Το work with title Study of a rotationally invariant hardware implementable convolutional neural network using CORDIC arithmetic by Michail Sotirios is licensed under Creative Commons Attribution 4.0 International
Bibliographic Citation
Sotirios Michail, "Study of a rotationally invariant hardware implementable convolutional neural network using CORDIC arithmetic", Diploma Work, School of Electrical and Computer Engineering, Technical University of Crete, Chania, Greece, 2024
https://doi.org/10.26233/heallink.tuc.98959
Introduced in this thesis is an approach in enhancing the rotational invariance of Convolutional Neural Networks (CNNs), through integrating the novel Log-CORDIC algorithm for image pre-processing.

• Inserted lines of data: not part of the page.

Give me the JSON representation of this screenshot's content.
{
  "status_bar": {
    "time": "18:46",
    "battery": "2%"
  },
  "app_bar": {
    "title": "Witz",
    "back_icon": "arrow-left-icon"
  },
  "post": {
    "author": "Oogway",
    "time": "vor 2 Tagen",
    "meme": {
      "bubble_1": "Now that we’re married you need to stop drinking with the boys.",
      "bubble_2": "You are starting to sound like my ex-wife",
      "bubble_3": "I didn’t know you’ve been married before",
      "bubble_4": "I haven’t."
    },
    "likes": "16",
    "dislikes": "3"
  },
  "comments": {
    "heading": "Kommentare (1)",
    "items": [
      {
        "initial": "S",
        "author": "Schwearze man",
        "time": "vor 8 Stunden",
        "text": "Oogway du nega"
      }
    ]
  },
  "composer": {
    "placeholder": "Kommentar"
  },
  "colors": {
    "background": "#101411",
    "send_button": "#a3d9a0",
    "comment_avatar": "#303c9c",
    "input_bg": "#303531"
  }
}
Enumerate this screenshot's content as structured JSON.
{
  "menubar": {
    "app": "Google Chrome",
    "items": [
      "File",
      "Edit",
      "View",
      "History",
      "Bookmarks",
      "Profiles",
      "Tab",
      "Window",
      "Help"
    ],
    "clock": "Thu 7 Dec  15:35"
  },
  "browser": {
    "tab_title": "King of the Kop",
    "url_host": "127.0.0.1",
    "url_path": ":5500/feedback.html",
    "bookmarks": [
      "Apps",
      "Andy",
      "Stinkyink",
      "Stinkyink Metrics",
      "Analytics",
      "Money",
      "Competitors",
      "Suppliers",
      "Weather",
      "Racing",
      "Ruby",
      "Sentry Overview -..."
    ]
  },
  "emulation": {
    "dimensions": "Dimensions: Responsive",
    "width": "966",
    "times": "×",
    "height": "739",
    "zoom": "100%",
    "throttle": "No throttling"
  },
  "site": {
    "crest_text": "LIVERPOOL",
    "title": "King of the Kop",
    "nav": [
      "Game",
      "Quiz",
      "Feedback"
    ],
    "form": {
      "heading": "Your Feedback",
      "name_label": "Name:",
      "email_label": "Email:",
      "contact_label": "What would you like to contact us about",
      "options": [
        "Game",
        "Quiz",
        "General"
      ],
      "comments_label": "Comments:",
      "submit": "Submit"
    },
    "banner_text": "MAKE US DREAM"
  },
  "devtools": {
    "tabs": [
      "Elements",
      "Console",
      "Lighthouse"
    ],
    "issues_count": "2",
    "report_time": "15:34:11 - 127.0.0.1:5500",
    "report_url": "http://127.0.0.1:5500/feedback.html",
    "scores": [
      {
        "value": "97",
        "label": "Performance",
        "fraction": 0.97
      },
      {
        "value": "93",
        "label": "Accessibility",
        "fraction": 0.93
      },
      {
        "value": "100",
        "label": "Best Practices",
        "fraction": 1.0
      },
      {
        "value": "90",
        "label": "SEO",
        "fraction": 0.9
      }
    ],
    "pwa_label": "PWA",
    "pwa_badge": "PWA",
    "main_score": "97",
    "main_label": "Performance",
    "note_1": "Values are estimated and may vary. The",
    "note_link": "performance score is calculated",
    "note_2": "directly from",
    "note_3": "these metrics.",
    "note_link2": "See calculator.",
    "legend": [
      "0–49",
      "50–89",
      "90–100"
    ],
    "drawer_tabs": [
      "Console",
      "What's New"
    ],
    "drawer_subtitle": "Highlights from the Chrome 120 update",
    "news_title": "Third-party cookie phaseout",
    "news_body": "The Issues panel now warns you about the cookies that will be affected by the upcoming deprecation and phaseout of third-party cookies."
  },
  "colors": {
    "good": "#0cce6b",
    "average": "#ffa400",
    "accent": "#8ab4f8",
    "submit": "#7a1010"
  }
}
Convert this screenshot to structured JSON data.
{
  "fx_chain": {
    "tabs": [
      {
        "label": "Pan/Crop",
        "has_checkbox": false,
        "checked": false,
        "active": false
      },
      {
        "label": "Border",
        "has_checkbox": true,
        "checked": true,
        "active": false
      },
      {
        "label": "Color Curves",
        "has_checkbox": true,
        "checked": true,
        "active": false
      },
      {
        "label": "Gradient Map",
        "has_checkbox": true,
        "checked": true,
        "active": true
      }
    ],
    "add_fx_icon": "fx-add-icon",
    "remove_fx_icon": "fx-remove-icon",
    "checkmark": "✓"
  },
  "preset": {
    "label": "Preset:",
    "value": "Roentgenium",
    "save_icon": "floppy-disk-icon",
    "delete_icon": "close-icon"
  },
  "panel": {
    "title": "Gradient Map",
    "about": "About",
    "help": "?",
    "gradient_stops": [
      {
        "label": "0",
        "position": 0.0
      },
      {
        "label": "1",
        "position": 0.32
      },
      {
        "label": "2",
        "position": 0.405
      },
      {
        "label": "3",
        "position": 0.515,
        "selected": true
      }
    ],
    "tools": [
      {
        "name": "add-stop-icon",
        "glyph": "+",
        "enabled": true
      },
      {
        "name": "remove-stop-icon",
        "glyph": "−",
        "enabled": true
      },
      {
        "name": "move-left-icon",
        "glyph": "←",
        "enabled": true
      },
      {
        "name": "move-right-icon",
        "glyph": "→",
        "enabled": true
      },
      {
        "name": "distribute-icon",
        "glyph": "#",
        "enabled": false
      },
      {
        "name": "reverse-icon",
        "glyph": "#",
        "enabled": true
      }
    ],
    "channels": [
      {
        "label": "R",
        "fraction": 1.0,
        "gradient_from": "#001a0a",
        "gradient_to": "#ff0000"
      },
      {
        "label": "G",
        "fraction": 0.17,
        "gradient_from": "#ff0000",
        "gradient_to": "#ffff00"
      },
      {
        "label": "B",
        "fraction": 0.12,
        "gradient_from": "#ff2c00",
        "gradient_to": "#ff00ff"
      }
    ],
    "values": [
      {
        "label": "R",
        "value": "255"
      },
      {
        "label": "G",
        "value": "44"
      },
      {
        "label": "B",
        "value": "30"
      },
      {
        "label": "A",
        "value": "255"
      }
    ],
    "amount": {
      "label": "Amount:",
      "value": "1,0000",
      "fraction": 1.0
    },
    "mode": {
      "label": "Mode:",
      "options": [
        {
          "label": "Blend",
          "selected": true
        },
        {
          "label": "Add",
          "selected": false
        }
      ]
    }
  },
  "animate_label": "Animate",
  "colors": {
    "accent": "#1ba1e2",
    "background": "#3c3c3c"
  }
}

This image pre-processing algorithm presents an advantage over existing cartesian-to-polar transform algorithms for images, through the computational advantages of the Coordinate Rotation Digital Computer (CORDIC) algorithm. The results of the novel algorithm are studied and compared with existing transform methods, along with its efficiency improvements, and its ability to enhance rotational invariance in a CNN is ascertained by integrating it into the pipeline of a customized SqueezeNet neural network. Focusing on the CIFAR-10 and MNIST datasets, experiments with this customized SqueezeNet neural network demonstrate an improvement in classification accuracy for images with varied orientations.